Jumat 09 Jul 2021 08:37 WIB

Mahkamah Agung Setuju UU Sebut Israel Negara Bangsa Yahudi

Satu hakim MA yang menolak menilak UU itu sangat diskriminatif buat minoritas.

Rep: Dwina Agustin/ Red: Teguh Firmansyah
Seorang pemukim Israel mengelas Bintang Daud besar di pos terdepan kucing liar Eviatar dekat kota Nablus, Tepi Barat, Kamis, 1 Juli 2021.
Foto: AP/Oded Balilty
Seorang pemukim Israel mengelas Bintang Daud besar di pos terdepan kucing liar Eviatar dekat kota Nablus, Tepi Barat, Kamis, 1 Juli 2021.

REPUBLIKA.CO.ID, TEL AVIV -- Sebuah Undang-Undang (UU) kontroversial yang mendefinisikan Israel sebagai 'negara bangsa dari orang-orang Yahudi' didukung oleh Mahkamah Agung pada Kamis (8/7). Aturan ini pertama kali disahkan oleh parlemen pada 2018 dan langsung mendapatkan penolakan.

Sejumlah kelompok hak asasi Palestina dan organisasi masyarakat sipil mengajukan banding ke pengadilan untuk membatalkan UU tersebut. Penggugat mengatakan bahwa pengadilan menegakkan aturan yang mengecualikan kelompok mayoritas.

Baca Juga

"Terus bekerja secara internasional untuk mengekspos sifat diskriminatif dan rasis dari undang-undang ini," ujar kelompok tersebut.

Panel 11 hakim, konfigurasi pengadilan terbesar, mempertimbangkan kasus ini.
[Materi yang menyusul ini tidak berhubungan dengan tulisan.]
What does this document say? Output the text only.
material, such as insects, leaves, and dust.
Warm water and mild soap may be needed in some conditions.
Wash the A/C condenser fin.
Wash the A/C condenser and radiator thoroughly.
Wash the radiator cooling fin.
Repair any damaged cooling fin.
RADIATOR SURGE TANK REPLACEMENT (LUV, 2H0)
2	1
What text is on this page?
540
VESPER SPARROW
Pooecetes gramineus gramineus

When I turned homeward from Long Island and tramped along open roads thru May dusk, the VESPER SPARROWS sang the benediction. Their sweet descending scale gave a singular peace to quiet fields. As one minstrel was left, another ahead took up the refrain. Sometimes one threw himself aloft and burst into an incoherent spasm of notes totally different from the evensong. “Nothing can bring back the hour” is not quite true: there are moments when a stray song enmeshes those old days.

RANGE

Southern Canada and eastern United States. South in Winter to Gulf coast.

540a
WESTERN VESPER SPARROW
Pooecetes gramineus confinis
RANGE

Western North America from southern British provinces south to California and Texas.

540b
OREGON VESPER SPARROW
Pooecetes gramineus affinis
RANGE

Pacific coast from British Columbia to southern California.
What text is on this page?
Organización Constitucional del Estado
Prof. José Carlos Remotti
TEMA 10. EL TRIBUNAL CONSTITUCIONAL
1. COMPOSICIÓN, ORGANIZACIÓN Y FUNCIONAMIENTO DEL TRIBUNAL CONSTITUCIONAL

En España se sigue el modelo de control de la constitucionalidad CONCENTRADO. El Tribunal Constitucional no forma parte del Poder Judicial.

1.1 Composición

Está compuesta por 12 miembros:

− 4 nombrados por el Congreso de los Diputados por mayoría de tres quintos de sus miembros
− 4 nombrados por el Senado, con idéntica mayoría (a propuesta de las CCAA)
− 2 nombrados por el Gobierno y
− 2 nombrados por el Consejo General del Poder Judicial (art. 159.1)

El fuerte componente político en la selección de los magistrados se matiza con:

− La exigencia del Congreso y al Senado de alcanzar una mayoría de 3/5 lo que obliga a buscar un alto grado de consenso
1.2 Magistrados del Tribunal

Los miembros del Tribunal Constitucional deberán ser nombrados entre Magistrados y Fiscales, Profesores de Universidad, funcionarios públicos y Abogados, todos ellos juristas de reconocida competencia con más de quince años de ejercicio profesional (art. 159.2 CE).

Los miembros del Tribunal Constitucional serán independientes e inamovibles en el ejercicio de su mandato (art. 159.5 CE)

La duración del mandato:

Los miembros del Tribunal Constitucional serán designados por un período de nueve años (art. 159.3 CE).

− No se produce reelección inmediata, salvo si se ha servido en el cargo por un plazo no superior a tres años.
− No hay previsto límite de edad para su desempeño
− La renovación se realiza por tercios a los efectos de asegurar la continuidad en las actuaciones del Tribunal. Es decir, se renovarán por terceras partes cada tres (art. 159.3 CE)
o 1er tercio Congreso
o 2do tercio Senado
Dalam keputusan 10-1, pengadilan mengatakan hak yang sama diberikan kepada semua warga negara, termasuk kelompok minoritas.

Para hakim juga mengatakan UU tersebut tidak mengurangi status bahasa Arab atau menghalangi peningkatan statusnya. Satu-satunya hakim pengadilan Palestina, George Karra, menyebut undang-undang itu diskriminatif.

.

UU tersebut disetujui oleh Knesset atau parlemen pada Juli 2018. Aturan tersebut mendefinisikan Israel sebagai negara-bangsa orang-orang Yahudi.  Dalam isinya menekankan pemenuhan hak penentuan nasib sendiri secara nasional di negara Israel adalah unik bagi orang Yahudi. Aturan tersebut juga menurunkan status bahasa Arab dari bahasa resmi negara menjadi bahasa dengan status khusus.

Para pendukung UU 2018 mengeklaim aturan itu hanya mengabadikan karakter Yahudi Israel yang ada. Kritikus mengatakan itu semakin menurunkan status minoritas Palestina-Israel, yang merupakan sekitar 20 persen dari populasi negara itu.

Warga Palestina Israel memiliki hak untuk memilih dan terwakili dengan baik dalam banyak profesi. Namun, kelompok ini tetap mengalami diskriminasi yang meluas di berbagai bidang seperti perumahan dan pasar kerja.

Menteri Kehakiman Gideon Saar, pemimpin partai nasionalis New Hope, menyambut baik keputusan Mahkamah Agung. Dia mengatakan, UU itu mendukung esensi dan karakter Israel sebagai negara bangsa dari orang-orang Yahudi. "Tidak melanggar hak-hak individu warga Israel mana pun," kata Saar dikutip dari Aljazirah.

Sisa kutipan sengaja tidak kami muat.